March 20–April 18, 2010
Curated by Kenneth FitzGerald, Associate Professor of Art, Old Dominion University, and Garland Kirkpatrick, Associate Professor of Art, Loyola Marymount University.
A joint project of Ephemeral States and Helvetica Jones
Baron and Ellin Gordon Galleries
March 20–April 18, 2010
Repurposes is an exhibition representing themes of reexamination and reengagement of personal and public convictions. In a time of historic change and challenge—politically, economically, technologically—how do we remake our world and ourselves?

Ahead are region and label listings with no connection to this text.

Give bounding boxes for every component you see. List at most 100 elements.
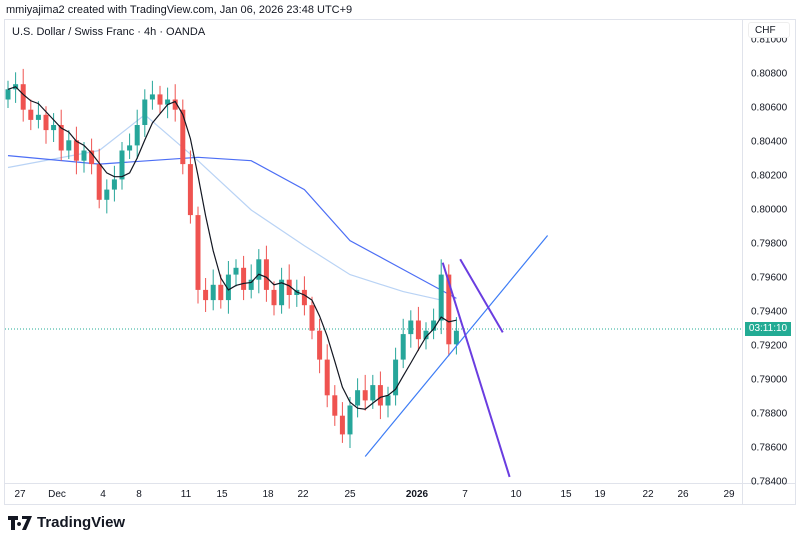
candle-body — [446, 274, 452, 345]
price-tick-label: 0.80600 — [751, 102, 788, 114]
candle-body — [66, 140, 72, 151]
candle-body — [187, 164, 193, 216]
candle-body — [362, 390, 368, 401]
time-tick-label: 25 — [344, 489, 356, 500]
price-axis-divider — [742, 19, 743, 505]
tradingview-logo-icon — [8, 515, 32, 530]
tradingview-logo: TradingView — [8, 514, 125, 531]
brand-name: TradingView — [37, 514, 126, 531]
chart-frame — [4, 19, 796, 505]
symbol-legend[interactable]: U.S. Dollar / Swiss Franc · 4h · OANDA — [12, 26, 206, 38]
price-tick-label: 0.78400 — [751, 476, 788, 488]
time-tick-label: 19 — [594, 489, 606, 500]
candle-body — [339, 415, 345, 435]
candle-body — [408, 320, 414, 335]
candle-body — [165, 99, 171, 105]
price-tick-label: 0.79200 — [751, 340, 788, 352]
time-tick-label: 26 — [677, 489, 689, 500]
time-tick-label: 29 — [723, 489, 735, 500]
ma-mid-line — [7, 114, 442, 301]
ma-short-line — [7, 86, 457, 410]
price-tick-label: 0.81000 — [751, 34, 788, 46]
candle-body — [332, 395, 338, 416]
candle-body — [28, 109, 34, 120]
candle-body — [195, 215, 201, 290]
candle-body — [279, 279, 285, 306]
time-tick-label: 18 — [262, 489, 274, 500]
price-tick-label: 0.79600 — [751, 272, 788, 284]
candle-body — [400, 334, 406, 360]
time-tick-label: Dec — [48, 489, 66, 500]
candle-body — [377, 385, 383, 406]
price-tick-label: 0.78800 — [751, 408, 788, 420]
candle-body — [5, 89, 11, 100]
time-tick-label: 7 — [462, 489, 468, 500]
candle-body — [157, 94, 163, 105]
price-tick-label: 0.78600 — [751, 442, 788, 454]
price-tick-label: 0.80400 — [751, 136, 788, 148]
candle-body — [355, 390, 361, 406]
candle-body — [96, 164, 102, 200]
candle-body — [134, 125, 140, 146]
candle-body — [317, 330, 323, 360]
candle-body — [301, 289, 307, 306]
candle-body — [393, 359, 399, 396]
candle-body — [127, 145, 133, 151]
time-tick-label: 11 — [180, 489, 192, 500]
candle-body — [20, 84, 26, 110]
candle-body — [73, 140, 79, 161]
candle-body — [35, 114, 41, 120]
candle-body — [149, 94, 155, 100]
purple-trendline — [459, 258, 504, 333]
candle-body — [58, 125, 64, 151]
candle-body — [256, 259, 262, 280]
candle-body — [453, 330, 459, 345]
candle-body — [180, 109, 186, 165]
price-tick-label: 0.79400 — [751, 306, 788, 318]
candle-body — [81, 150, 87, 161]
candle-body — [89, 150, 95, 165]
candle-body — [233, 267, 239, 275]
candle-body — [248, 279, 254, 290]
time-tick-label: 4 — [100, 489, 106, 500]
price-tick-label: 0.79800 — [751, 238, 788, 250]
candle-body — [324, 359, 330, 396]
price-tick-label: 0.79000 — [751, 374, 788, 386]
candle-body — [385, 395, 391, 406]
candle-body — [309, 305, 315, 331]
time-tick-label: 22 — [297, 489, 309, 500]
bar-countdown: 03:11:10 — [745, 322, 791, 336]
candle-body — [203, 289, 209, 301]
candle-body — [43, 114, 49, 131]
candle-body — [104, 189, 110, 200]
ma-long-line — [7, 155, 457, 299]
candle-body — [271, 289, 277, 306]
currency-label[interactable]: CHF — [748, 22, 790, 38]
time-tick-label: 27 — [14, 489, 26, 500]
time-axis-divider — [4, 483, 796, 484]
candle-body — [423, 330, 429, 340]
candle-body — [111, 179, 117, 190]
candle-body — [51, 125, 57, 131]
time-tick-label: 2026 — [405, 489, 429, 500]
candle-body — [172, 99, 178, 110]
time-tick-label: 15 — [560, 489, 572, 500]
candle-body — [347, 405, 353, 435]
candle-body — [225, 274, 231, 301]
time-tick-label: 15 — [216, 489, 228, 500]
time-tick-label: 22 — [642, 489, 654, 500]
price-tick-label: 0.80800 — [751, 68, 788, 80]
candle-body — [142, 99, 148, 125]
candle-body — [119, 150, 125, 180]
credit-text: mmiyajima2 created with TradingView.com,… — [6, 4, 353, 16]
candle-body — [438, 274, 444, 321]
blue-trendline — [364, 235, 549, 457]
purple-trendline — [441, 262, 511, 478]
price-tick-label: 0.80200 — [751, 170, 788, 182]
time-tick-label: 10 — [510, 489, 522, 500]
candle-body — [241, 267, 247, 290]
candle-body — [263, 259, 269, 290]
candle-body — [415, 320, 421, 340]
candle-body — [431, 320, 437, 331]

It is a longstanding belief that progress comes from the new—new ideas, new purchases, new media. But what if the answers are already with us? A different perspective is to work with what we have: to reclaim and reconsider. Instead of crafting new principles for how we should regard our world and ourselves, we might first rehabilitate meanings that have been lost or disfigured. Due to misuse and distortion, many terms have been drained of meaning (“liberal,” “conservative, ” “original,” “reality”). A cynical response has been the abandonment of not only the words but also the underlying ideals.
Specifically, artists must also face the overproduction of material culture and its implications for our self and the environment. How might we employ and transform the abundant objects and imagery that already exists? Might we go beyond a simple material-based “recycling” effort to employ the symbolism inherent in material culture? Could “improper” or unexpected expressions and uses may bring revelation?
The work selected for this exhibition takes many perspectives on Repurposing. The most common expression of the repurposing ideal here is through the adaptation of previously used (“recycled”) materials into new forms. However, even in this repurposing, the nature of the transformation and the significance of the initial item or use differs. Some make explicit commentary on relevant topics such as consumerism and waste, while others subtly promote the message of repurposing through the aesthetic pleasure to be derived from the resulting work. Many do both. In addition to transforming materials, there is also work that renovates language and imagery. Words and conversation (both private and commercial) are subject to conversion—to prompt the audience’s conversion to a new way of regarding communication.
The idea of repurposing is evident in the form of the works described above. However, for others, the generating impulse is not as apparent. The repurposing is in the biography, the experience of the artist. The beliefs that we can reconnect with are multiform and subtle.
Repurposing of any kind, expressed in any manner, is ultimately purposing. Examination—and reexamination—of meaning and purpose is always advantageous. Especially if that study leads to action on the convictions we recover or discover.